Gunmen stormed Libya’s National Parliament Tuesday and started shooting, forcing lawmakers to abandon a vote on the country’s next prime minister.
Parliamentary spokesman Omar Hmeidan told Reuters that rioters armed with knives and guns stormed the legislature building, torching furniture, killing a guard, and wounding six lawmakers in the latest episode of turmoil in the country. The attackers were linked to an unnamed defeated prime minister candidate.
The gunmen took the seat of the Parliament’s president, who is the head of a main Islamist bloc, tied it to a lamppost outside, and set it on fire.

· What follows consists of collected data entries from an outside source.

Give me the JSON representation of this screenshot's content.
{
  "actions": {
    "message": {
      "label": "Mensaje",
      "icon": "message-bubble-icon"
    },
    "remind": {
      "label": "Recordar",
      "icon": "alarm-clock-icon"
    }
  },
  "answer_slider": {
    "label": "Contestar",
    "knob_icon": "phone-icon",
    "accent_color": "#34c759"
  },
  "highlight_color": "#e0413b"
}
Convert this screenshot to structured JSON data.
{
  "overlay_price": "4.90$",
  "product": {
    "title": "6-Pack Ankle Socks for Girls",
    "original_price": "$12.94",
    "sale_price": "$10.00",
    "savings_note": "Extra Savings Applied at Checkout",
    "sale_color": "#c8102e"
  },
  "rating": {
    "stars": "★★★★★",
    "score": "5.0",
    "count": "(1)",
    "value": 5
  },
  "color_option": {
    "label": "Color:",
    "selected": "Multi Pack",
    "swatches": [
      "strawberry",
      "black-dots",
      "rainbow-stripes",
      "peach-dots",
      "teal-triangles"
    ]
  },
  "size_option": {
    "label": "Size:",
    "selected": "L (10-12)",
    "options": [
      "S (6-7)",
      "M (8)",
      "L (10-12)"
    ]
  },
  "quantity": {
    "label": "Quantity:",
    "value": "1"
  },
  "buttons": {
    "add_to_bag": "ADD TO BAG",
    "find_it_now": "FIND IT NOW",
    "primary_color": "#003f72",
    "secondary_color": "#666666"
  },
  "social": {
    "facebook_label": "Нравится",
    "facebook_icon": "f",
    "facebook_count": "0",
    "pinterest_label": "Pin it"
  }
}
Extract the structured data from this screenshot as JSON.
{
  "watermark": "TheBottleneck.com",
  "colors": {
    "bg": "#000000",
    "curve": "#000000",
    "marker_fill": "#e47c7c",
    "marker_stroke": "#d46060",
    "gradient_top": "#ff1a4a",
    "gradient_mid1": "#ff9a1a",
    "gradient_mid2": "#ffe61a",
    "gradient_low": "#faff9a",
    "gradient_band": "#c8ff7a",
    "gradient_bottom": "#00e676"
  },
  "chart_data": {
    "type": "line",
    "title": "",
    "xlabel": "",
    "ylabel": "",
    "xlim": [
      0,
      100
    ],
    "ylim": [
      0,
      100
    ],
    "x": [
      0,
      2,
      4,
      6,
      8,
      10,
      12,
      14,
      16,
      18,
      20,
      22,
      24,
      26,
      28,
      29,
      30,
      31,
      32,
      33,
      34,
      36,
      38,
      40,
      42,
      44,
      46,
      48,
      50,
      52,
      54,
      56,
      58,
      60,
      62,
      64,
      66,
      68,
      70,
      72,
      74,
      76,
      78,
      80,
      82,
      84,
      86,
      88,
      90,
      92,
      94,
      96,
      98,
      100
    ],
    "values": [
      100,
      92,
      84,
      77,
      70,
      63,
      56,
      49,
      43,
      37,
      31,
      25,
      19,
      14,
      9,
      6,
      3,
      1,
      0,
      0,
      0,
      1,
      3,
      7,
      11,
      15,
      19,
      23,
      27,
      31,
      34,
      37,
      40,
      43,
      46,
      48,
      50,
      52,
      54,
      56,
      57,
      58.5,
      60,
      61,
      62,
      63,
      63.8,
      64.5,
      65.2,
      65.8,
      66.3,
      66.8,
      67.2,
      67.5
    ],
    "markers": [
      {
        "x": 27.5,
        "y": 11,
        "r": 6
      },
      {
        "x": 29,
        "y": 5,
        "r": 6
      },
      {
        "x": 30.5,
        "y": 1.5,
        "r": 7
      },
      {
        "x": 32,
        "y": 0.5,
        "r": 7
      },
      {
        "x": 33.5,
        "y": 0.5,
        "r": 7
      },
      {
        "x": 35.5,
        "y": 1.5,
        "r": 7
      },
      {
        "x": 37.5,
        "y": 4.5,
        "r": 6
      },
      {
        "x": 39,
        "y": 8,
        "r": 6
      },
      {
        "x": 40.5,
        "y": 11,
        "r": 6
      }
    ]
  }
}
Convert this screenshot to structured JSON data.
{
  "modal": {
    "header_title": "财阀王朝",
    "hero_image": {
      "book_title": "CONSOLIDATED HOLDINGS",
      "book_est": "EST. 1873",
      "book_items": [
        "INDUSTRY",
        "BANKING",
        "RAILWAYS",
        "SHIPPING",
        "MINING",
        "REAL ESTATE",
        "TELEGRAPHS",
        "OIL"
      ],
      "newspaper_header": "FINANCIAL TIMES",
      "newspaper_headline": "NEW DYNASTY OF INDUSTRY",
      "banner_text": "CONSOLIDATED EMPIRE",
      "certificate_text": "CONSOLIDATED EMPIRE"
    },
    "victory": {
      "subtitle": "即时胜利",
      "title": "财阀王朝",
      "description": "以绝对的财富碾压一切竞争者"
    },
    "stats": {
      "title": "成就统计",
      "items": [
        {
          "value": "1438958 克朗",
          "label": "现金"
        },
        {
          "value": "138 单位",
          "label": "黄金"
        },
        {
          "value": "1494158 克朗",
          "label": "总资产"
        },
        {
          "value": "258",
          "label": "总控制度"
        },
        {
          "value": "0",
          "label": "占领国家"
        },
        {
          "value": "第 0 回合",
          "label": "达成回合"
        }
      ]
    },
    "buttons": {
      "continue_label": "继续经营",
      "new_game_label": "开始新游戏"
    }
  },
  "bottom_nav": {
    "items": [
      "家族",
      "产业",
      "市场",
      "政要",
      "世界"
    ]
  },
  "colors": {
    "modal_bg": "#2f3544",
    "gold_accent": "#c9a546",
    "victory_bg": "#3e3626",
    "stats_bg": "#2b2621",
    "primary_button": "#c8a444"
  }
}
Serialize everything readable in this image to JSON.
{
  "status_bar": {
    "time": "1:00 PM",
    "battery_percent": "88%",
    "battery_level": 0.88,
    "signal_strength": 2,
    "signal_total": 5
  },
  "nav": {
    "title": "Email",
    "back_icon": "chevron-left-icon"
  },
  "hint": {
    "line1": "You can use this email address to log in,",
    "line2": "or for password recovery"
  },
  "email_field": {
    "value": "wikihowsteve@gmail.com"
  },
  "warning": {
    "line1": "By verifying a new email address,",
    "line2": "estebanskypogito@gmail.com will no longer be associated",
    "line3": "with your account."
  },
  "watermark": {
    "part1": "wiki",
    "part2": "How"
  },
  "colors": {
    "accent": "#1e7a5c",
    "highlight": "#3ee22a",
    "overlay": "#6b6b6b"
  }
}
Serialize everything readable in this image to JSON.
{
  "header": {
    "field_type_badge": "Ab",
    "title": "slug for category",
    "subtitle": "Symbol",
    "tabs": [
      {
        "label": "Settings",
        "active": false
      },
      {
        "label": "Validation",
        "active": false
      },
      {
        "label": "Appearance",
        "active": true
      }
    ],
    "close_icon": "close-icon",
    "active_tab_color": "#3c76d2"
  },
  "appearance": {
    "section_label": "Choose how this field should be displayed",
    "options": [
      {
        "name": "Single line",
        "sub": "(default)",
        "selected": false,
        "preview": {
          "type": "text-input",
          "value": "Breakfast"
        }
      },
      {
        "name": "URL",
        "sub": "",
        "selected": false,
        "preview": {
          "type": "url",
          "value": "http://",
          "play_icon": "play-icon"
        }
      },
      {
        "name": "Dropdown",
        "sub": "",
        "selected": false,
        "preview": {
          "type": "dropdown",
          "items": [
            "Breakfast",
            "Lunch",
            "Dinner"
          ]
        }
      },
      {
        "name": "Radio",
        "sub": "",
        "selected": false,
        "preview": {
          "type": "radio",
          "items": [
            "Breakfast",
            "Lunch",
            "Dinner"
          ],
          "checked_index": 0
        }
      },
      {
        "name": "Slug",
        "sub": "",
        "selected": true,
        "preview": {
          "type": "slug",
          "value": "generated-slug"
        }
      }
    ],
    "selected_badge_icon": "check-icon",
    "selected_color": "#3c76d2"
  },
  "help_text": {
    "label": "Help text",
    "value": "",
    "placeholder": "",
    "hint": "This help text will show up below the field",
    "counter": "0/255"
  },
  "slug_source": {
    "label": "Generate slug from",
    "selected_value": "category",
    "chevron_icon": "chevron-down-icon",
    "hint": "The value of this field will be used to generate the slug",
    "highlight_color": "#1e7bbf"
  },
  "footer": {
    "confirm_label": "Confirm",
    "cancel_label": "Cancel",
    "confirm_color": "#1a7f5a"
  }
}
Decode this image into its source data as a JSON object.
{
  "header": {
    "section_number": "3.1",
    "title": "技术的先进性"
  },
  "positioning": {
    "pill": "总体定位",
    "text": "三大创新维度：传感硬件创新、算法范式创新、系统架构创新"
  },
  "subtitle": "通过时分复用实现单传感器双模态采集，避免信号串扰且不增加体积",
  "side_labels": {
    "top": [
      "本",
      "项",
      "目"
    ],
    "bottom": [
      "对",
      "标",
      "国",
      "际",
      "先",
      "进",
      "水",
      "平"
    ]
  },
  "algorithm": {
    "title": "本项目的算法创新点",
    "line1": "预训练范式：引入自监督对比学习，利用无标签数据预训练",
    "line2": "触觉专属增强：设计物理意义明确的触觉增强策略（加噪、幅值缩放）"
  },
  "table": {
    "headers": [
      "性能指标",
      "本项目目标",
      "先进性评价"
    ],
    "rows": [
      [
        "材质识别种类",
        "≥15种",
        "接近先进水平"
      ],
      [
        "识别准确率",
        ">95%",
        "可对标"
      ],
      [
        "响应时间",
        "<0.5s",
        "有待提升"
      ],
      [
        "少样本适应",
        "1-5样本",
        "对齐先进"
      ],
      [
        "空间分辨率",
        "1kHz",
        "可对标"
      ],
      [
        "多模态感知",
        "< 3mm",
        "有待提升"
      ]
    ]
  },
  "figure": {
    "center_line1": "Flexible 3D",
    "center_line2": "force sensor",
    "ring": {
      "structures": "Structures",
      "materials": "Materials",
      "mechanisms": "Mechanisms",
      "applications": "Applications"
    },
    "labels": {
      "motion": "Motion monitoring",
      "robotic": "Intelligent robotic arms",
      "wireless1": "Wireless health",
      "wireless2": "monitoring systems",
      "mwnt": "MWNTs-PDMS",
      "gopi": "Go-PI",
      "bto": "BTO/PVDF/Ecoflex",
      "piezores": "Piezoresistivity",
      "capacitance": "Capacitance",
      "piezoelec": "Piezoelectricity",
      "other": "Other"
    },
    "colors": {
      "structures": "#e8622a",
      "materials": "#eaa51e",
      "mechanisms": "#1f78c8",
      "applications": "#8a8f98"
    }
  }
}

Libya Prime Minister Abdullah al-Thinni resigned two weeks ago after political opponents targeted him and his family for assassination. Members of Parliament have been deadlocked over appointing a new prime minister after local businessman and top vote-getter Ahmed Maiteeq did not receive the over 50% of the vote in a seven-way contest necessary to be appointed to the position.
As the second round of voting between Maiteeq and the runner-up Omar al-Hasi was about to take place, gunmen burst into the assembly hall and began shooting. BBC correspondents said lawmakers ran out of the building after hearing gunshots.
Since Colonel Gaddafi’s forty-two-year brutal reign ended in August of 2011, Libya has struggled to establish basic institutions and rule of law, with brigades of militias and former rebels challenging the authority of the weak central government.
Tensions were high in the country after Saif al-Islam Gaddafi, the son of slain Libyan leader Muammar Gaddafi and dozens of former government officials have appeared in a Tripoli court on April 27th to face charges ranging from war crimes to corruption. According to Libya’s official news agency, Gaddafi’s son Saif al-Islam appeared via video-link for the trial from the western town of Zintan where he has been held since his capture by former rebels who are now refusing to hand him over to the Libyan government authorities in the capital city of Tripoli.
The government of the oil-producing North African state has been unable to control heavily armed militias who received U.S. and NATO support and arms to help oust Libyan dictator Muammar Gaddafi in 2011. After the revolution the militias have refused to disarm and have carved out regional fiefs.
With the Parliament building and furniture torched, Libya’s parliament moved into a five-star Tripoli Waddan hotel in the capital’s downtown. The BBC’s Rana Jawad in Tripoli said Libya’s national congress has been stormed on dozens of occasions by gunmen over the past year and a half.